Keynote speakers
Keynote speakers:
-
Emily M. Bender, University of Washington
Title: Computer Assisted (Morpho-)Syntax: Grammar Engineering for Linguistic Hypothesis Testing, Linguistic Typology, and Language Documentation.
Abstract: Grammar engineering is the process of encoding formal grammars in machine-readable form, so that the computer can do the tedious work of verifying analyses against data. In this talk, I will give an overview of two long-standing projects which aim to facilitate the use of grammar engineering for linguistic research: The Grammar Matrix and AGGREGATION Projects. The Grammar Matrix (Bender et al 2002, 2010) is an open-source toolkit for helping create implemented precision grammars based on a shared core grammar and a series of typologically informed 'libraries'. The Grammar Matrix itself provides an interesting test-bed for typological generalizations, as each new library must be interoperable with existing ones. The Grammar Matrix solicits a linguistic description through a web questionnaire and then outputs a grammar to spec. The AGGREGATION project (Bender et al 2013, Howell et al 2017, Zamaraeva et al 2019) is exploring methods for automatically answering the Grammar Matrix questionnaire on the basis of collections of interlinear glossed text produced by linguists working in the field.
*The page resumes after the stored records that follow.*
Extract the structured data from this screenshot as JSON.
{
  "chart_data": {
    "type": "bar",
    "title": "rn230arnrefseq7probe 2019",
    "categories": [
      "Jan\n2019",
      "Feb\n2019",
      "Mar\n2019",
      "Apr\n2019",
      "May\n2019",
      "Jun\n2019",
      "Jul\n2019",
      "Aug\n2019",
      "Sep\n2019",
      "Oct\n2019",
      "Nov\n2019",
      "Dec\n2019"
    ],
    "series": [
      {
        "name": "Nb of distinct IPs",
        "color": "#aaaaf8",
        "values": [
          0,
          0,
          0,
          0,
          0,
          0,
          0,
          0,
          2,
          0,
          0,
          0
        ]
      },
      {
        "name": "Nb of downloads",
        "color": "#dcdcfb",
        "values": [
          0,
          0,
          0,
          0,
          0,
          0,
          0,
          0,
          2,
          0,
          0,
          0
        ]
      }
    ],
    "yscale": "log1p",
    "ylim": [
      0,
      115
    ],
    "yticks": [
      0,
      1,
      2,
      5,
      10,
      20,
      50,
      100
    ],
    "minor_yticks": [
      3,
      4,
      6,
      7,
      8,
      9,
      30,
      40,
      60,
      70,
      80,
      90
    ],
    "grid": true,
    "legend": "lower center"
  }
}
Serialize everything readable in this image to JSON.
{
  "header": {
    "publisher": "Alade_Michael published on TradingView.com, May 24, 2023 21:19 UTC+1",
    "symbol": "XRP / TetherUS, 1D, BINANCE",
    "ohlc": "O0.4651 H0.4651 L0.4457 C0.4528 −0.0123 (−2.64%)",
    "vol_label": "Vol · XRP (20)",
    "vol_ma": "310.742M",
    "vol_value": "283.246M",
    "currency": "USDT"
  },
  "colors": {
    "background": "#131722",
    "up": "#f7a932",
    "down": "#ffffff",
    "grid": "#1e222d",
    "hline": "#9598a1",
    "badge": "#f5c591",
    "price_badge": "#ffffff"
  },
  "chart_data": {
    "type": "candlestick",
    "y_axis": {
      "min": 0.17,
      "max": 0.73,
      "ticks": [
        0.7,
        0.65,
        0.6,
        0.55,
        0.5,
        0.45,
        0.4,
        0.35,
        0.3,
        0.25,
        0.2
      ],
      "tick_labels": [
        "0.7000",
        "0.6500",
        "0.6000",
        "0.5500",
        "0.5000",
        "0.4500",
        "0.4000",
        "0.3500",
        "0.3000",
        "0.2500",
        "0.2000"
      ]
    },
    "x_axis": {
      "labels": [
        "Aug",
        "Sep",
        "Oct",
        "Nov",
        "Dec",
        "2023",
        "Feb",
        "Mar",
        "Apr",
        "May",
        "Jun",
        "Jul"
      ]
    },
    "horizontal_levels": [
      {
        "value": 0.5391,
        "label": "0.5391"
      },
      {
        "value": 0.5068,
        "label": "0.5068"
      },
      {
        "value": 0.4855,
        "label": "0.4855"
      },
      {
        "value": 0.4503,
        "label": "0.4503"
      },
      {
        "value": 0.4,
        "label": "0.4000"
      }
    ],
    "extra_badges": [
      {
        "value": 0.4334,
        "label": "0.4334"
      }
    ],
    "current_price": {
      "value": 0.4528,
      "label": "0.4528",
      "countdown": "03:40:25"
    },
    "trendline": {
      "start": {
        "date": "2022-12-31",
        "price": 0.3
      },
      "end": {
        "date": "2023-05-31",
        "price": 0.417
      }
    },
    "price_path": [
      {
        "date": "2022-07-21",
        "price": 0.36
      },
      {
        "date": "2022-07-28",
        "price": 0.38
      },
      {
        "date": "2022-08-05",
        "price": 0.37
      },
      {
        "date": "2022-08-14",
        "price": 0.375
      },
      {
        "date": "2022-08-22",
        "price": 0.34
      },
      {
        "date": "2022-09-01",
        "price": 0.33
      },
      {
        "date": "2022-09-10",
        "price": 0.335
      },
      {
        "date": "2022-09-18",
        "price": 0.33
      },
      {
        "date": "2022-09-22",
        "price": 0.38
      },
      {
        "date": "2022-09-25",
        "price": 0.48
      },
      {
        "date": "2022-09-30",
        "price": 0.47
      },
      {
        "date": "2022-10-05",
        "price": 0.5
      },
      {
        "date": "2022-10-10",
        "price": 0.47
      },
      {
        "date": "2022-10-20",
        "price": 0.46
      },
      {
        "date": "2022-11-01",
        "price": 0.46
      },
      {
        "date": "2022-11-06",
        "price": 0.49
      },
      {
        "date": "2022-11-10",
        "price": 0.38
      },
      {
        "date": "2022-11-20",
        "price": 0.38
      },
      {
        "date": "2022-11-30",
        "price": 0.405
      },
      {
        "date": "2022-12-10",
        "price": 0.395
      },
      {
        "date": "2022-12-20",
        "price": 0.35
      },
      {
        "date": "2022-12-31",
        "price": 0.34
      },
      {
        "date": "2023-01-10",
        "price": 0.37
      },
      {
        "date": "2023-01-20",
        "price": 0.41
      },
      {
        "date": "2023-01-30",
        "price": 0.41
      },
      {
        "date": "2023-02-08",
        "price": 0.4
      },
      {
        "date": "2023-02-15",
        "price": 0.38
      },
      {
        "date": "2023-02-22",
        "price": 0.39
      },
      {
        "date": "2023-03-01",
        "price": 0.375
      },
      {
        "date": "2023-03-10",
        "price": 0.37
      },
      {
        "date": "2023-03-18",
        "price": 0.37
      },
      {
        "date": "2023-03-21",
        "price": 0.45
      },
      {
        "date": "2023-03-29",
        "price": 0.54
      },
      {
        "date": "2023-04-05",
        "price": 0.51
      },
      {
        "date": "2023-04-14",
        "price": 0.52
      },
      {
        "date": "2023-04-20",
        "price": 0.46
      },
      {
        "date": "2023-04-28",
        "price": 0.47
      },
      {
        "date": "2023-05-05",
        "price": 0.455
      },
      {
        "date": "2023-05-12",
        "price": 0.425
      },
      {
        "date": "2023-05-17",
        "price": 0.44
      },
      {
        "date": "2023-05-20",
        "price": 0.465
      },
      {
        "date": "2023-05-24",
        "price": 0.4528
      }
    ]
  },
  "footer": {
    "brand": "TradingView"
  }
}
In the short-term this project provides useful feedback to the linguist about patterns in their data, facilitating the language documentation effort. In the long-term, our goal is to be able to create implemented grammars which can be used to parse interestingly large fragments of the languages at hand. These grammars should be useful for both linguistic research and ultimately language technology.
-
Sabrina Bendjaballah, Université de Nantes
Title: On Descriptive Adequacy
Abstract: On the surface, linguistic fieldwork is confronted with a dizzying wealth of variation. However, this wealth of variation turns out to be neither arbitrary, nor unlimited. The linguistic expressions we observe on the surface are manifestations of general principles that limit the logical space of variation by defining the mechanisms that allow the creation of linguistic expressions. The methodological principle behind this hypothesis consists in the meticulous study of the particular phenomena in each language from a universalist perspective. Rather than simply taking stock of particular, language-specific observations, these phenomena are taken to reveal interesting facts about the interplay of general properties of the human language faculty. This research project cannot succeed without a reliable, grammatically structured database. I illustrate how such a database can give rise to robust generalizations with the example of Modern South Arabian languages (minority languages with an oral tradition spoken in the south of the Arabian Peninsula: Yemen, Oman). The data will be mainly from morpho-phonology.
-
Steven Bird, Charles Darwin University & Nawarddeken Academy & University of California Berkeley
Title: Sparse Transcription: Representing and Processing Oral Languages
Abstract: In the rush to document the world's endangered languages, the "transcription bottleneck'' is often cited as the main obstacle standing in the way of efforts to make large quantities of recorded speech amenable to translation, analysis, and pedagogy. One solution is to extend methods from automatic speech recognition and machine translation to low-resource scenarios and recruit linguists to provide phonetic transcriptions and sentence-aligned translations. However, I believe that these approaches are not a good fit with the interests and aptitudes of speakers, and with long-established transcription practices that are essentially word based. In seeking a new approach, I consider a century of transcription practice in linguistics and a variety of computational approaches, before proposing a computational model which I call "sparse transcription''. This represents a shift away from current assumptions that we transcribe phones, transcribe fully, and transcribe first. Sparse transcription combines the orthodox practice of word transcription with interpretive, iterative, and interactive processes which are amenable to wider participation and which open the way to new tools for efficient processing of oral languages.
-
Michel Jacobson, Très Grande Infrastructure de Recherche Huma-Num
Title: FAIR deals?
Abstract: The new acronym FAIR (findable accessible interoperable reusable) summarizes concerns which seem clear and self-evident, but which constitute ever renewed challenges in a digital environment characterized by the rapid evolution of all its technological layers. I will try to show how the Linked Data movement can help to address some of these issues. I will also show that important issues that shine through when discussing FAIR data concern sustainability and long-term conservation.
|